Additional aspects and advantages of the present disclosure will become readily apparent to those skilled in this art from the following detailed description, wherein only illustrative embodiments of the present disclosure are shown and described. As will be realized, the present disclosure is capable of other and different embodiments, and its several details are capable of modifications in various obvious respects, all without departing from the disclosure. Accordingly, the drawings and description are to be regarded as illustrative in nature, and not restrictive.
The invention accordingly comprises the features of construction, combination of elements, and arrangement of parts that will be exemplified in the disclosure set forth hereinafter and the scope of the invention will be indicated in the claims.
For a fuller understanding of the invention, reference should be made to the following detailed description, taken in connection with the accompanying drawings, in which:
In the following detailed description of the preferred embodiments, reference is made to the accompanying drawings, which form a part thereof, and within which are shown by way of illustration specific embodiments by which the invention may be practiced. It is to be understood that one skilled in the art will recognize that other embodiments may be utilized, and it will be apparent to one skilled in the art that structural changes may be made without departing from the scope of the invention. Elements/components shown in diagrams are illustrative of exemplary embodiments of the disclosure and are meant to avoid obscuring the disclosure. Any headings, used herein, are for organizational purposes only and shall not be used to limit the scope of the description or the claims. Furthermore, the use of certain terms in various places in the specification, described herein, are for illustration and should not be construed as limiting.
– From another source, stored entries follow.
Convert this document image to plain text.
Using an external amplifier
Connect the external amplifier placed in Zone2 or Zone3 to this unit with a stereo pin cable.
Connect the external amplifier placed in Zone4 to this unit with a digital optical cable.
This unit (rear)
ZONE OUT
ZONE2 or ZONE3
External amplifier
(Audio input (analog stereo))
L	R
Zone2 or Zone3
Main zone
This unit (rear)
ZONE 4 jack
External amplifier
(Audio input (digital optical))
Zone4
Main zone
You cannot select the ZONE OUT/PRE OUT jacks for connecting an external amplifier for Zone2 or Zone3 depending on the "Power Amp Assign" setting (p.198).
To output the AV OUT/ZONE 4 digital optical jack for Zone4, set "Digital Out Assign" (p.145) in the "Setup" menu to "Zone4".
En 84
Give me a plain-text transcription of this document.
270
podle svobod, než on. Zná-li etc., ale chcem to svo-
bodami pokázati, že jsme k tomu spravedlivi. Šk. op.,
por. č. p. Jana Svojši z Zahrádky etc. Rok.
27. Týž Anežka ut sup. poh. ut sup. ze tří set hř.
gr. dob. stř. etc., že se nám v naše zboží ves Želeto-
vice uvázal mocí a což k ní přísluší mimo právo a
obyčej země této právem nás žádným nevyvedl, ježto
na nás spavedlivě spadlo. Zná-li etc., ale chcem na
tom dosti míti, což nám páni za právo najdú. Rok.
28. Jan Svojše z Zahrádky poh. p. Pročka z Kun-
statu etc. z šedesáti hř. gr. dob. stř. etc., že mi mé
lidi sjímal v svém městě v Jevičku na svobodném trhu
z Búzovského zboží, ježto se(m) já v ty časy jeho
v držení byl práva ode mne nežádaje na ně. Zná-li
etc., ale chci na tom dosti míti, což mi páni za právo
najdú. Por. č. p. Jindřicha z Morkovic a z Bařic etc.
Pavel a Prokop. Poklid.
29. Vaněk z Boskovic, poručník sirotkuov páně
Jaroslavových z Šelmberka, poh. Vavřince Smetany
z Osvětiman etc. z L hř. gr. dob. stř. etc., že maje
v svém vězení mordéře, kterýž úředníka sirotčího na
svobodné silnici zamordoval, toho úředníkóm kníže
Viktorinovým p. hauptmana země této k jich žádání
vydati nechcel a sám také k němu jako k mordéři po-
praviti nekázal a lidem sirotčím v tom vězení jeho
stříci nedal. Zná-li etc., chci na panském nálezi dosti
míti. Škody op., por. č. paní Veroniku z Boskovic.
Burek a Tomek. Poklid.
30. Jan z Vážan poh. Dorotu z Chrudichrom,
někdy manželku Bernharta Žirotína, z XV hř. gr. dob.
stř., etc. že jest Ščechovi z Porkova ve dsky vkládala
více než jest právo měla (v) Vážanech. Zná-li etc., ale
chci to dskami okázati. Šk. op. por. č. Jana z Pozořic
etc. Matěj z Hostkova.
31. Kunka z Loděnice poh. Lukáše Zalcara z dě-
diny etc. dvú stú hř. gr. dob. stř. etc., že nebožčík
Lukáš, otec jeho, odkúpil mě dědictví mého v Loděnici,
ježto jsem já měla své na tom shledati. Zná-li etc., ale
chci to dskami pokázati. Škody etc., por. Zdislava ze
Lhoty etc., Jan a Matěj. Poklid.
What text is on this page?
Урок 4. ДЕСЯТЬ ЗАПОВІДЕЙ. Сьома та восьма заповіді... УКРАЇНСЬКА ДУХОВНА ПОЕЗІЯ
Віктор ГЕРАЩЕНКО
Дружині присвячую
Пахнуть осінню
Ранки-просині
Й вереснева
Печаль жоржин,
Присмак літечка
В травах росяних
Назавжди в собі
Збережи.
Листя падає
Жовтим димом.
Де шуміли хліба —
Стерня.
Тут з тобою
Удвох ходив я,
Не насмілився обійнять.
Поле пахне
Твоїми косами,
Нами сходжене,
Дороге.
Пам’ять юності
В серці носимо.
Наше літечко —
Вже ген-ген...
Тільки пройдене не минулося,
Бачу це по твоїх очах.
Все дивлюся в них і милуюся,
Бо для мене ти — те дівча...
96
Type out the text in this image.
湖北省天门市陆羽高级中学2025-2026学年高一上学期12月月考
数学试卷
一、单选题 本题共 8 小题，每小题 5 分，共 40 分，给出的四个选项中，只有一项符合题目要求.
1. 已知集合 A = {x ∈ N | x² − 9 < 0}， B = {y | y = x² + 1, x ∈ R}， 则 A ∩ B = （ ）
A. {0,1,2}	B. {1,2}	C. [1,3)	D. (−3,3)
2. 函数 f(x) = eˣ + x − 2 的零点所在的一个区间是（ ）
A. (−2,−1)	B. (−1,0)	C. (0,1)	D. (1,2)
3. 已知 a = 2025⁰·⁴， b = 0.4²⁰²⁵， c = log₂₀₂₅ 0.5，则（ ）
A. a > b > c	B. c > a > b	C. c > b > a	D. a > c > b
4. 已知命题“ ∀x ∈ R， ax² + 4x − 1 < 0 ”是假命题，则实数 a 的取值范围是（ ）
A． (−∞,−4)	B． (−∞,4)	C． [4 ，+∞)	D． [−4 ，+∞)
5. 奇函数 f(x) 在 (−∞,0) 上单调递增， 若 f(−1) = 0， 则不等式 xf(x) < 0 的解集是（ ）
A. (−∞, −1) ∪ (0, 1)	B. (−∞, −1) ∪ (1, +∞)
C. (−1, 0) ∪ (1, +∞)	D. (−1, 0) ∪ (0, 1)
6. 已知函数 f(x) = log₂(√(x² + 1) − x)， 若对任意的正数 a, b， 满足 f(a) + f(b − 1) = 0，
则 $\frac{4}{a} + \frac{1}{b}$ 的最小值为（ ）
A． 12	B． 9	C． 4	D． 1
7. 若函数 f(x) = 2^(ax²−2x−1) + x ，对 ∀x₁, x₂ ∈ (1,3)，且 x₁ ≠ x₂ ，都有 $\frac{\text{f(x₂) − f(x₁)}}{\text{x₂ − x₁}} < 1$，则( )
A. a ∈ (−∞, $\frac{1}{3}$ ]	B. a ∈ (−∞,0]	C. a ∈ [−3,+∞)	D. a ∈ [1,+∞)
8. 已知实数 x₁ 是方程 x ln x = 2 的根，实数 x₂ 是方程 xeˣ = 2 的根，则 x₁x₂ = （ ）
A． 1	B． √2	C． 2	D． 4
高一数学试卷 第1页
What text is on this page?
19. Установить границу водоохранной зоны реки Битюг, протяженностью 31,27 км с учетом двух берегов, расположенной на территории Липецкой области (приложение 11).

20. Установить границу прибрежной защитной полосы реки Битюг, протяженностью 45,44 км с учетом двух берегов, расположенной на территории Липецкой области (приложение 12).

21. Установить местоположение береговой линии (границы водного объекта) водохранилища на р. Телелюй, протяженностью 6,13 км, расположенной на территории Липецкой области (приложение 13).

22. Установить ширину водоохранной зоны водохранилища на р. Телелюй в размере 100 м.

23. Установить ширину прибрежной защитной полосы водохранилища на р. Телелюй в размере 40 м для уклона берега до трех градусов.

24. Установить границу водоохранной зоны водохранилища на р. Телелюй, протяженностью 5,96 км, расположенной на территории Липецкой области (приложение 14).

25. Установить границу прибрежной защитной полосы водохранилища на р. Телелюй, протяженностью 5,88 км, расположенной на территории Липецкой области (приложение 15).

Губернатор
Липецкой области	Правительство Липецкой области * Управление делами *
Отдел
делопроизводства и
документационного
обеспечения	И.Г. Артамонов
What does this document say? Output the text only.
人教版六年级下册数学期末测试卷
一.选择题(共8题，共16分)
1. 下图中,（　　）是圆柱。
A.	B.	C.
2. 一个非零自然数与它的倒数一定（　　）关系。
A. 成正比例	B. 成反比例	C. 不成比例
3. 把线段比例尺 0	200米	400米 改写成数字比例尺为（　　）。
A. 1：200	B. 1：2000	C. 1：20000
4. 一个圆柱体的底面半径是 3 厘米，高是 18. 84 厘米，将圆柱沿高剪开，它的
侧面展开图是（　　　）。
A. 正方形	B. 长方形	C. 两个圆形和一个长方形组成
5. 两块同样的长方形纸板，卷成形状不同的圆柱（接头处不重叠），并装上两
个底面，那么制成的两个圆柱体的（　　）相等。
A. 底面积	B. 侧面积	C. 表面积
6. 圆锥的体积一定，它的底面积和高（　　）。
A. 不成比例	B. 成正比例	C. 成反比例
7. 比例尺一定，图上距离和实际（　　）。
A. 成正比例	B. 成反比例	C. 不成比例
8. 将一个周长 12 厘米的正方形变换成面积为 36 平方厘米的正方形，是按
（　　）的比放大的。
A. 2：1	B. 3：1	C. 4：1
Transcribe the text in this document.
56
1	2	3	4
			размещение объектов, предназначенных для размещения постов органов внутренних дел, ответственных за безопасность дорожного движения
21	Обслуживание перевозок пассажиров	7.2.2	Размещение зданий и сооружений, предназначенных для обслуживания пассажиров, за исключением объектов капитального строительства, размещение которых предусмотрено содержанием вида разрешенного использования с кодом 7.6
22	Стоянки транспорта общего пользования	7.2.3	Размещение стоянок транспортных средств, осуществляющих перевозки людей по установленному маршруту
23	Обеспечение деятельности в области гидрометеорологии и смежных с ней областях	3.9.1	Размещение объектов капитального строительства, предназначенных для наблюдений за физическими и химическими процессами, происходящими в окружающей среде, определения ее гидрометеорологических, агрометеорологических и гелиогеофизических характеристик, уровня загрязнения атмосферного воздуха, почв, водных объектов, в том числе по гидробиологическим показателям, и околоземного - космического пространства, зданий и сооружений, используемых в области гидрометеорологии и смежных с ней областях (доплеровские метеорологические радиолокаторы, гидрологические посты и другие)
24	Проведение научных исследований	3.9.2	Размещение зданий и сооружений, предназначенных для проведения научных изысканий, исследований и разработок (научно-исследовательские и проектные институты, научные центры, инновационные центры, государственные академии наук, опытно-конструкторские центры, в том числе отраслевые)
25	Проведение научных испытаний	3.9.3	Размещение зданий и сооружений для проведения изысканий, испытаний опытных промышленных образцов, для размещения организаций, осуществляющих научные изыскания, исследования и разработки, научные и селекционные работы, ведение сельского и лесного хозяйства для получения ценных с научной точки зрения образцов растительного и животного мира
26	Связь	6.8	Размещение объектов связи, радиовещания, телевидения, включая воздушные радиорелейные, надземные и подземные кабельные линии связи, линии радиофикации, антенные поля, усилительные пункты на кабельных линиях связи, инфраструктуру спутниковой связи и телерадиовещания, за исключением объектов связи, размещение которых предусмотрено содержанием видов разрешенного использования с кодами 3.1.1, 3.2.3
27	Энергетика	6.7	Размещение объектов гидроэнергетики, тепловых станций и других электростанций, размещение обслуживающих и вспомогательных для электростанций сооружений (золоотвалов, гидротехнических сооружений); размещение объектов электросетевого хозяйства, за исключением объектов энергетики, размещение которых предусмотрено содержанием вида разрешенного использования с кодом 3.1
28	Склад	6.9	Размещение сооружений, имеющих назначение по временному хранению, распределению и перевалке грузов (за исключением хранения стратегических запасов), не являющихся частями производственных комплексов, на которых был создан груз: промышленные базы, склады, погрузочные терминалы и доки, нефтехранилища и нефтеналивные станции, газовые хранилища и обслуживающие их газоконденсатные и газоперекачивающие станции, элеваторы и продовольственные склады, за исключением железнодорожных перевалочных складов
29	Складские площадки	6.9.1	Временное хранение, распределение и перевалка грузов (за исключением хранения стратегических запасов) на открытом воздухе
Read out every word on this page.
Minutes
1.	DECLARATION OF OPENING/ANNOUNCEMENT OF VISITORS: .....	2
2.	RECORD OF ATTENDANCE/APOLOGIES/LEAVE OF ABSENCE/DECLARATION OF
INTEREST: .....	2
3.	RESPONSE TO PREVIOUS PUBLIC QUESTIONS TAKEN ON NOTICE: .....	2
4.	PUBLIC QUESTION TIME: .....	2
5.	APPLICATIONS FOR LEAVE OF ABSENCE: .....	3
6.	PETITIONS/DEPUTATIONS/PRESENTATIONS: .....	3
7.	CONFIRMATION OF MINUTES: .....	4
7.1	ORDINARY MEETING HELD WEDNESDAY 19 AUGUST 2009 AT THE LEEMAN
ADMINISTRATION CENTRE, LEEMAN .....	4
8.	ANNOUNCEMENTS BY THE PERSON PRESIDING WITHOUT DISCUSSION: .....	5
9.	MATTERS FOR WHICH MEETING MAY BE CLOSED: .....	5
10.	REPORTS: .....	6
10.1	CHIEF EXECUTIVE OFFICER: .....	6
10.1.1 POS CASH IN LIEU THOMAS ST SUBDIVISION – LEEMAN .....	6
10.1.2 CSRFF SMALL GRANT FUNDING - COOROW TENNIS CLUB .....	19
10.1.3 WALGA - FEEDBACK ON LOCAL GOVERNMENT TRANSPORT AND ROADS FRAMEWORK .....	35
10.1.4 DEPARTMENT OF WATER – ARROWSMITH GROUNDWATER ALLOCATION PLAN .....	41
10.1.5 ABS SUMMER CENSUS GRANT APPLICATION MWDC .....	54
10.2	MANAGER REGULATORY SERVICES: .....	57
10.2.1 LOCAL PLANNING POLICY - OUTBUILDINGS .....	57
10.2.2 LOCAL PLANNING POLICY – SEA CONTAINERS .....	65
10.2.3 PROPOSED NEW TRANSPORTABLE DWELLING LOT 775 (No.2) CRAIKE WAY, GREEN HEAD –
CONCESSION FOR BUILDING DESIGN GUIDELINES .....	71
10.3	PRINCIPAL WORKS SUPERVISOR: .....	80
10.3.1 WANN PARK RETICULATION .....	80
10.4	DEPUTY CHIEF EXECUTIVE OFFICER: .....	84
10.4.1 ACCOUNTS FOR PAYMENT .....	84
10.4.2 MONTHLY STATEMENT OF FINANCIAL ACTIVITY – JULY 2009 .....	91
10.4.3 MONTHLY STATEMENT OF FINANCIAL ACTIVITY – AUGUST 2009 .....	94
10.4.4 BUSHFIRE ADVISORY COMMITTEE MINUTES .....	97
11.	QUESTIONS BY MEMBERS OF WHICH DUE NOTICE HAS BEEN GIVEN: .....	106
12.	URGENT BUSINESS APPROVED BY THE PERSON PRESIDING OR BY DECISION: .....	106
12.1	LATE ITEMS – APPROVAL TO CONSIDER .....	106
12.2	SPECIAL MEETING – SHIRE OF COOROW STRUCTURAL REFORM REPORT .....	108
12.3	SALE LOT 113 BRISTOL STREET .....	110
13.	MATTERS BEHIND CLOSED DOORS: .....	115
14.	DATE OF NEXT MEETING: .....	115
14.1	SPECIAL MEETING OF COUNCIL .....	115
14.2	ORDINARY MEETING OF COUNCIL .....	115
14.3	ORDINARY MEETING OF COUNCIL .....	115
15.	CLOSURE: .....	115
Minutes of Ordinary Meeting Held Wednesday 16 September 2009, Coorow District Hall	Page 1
Reference in the specification to “one embodiment,” “preferred embodiment,” “an embodiment,” or “embodiments” means that a particular feature, structure, characteristic, or function described in connection with the embodiment is included in at least one embodiment of the disclosure and may be in more than one embodiment. The appearances of the phrases “in one embodiment,” “in an embodiment,” “in embodiments,” “in alternative embodiments,” “in an alternative embodiment,” or “in some embodiments” in various places in the specification are not necessarily all referring to the same embodiment or embodiments. The terms “include,” “including,” “comprise,” and “comprising” shall be understood to be open terms and any lists that follow are examples and not meant to be limited to the listed items.
As used in this specification and the appended claims, the singular forms “a,” “an,” and “the” include plural referents unless the content clearly dictates otherwise. As used in this specification and the appended claims, the term “or” is generally employed in its sense including “and/or” unless the context clearly dictates otherwise.
In the following description, for the purposes of explanation, numerous specific details are set forth in order to provide a thorough understanding of embodiments of the present technology. The computer readable medium described in the claims below may be a computer readable signal medium or a computer readable storage medium. A computer readable storage medium may be, for example, but not limited to, an electronic, magnetic, optical, electromagnetic, infrared, or semiconductor system, apparatus, or device, or any suitable combination of the foregoing. More specific examples (a non-exhaustive list) of the computer readable storage medium would include the following: an electrical connection having one or more wires, a portable computer diskette, a hard disk, a random access memory (RAM), a read-only memory (ROM), an erasable programmable read-only memory (EPROM or Flash memory), an optical fiber, a portable compact disc read-only memory (CD-ROM), an optical storage device, a magnetic storage device, or any suitable combination of the foregoing. In the context of this document, a computer readable storage medium may be any tangible medium that can contain or store a program for use by or in connection with an instruction execution system, apparatus, or device.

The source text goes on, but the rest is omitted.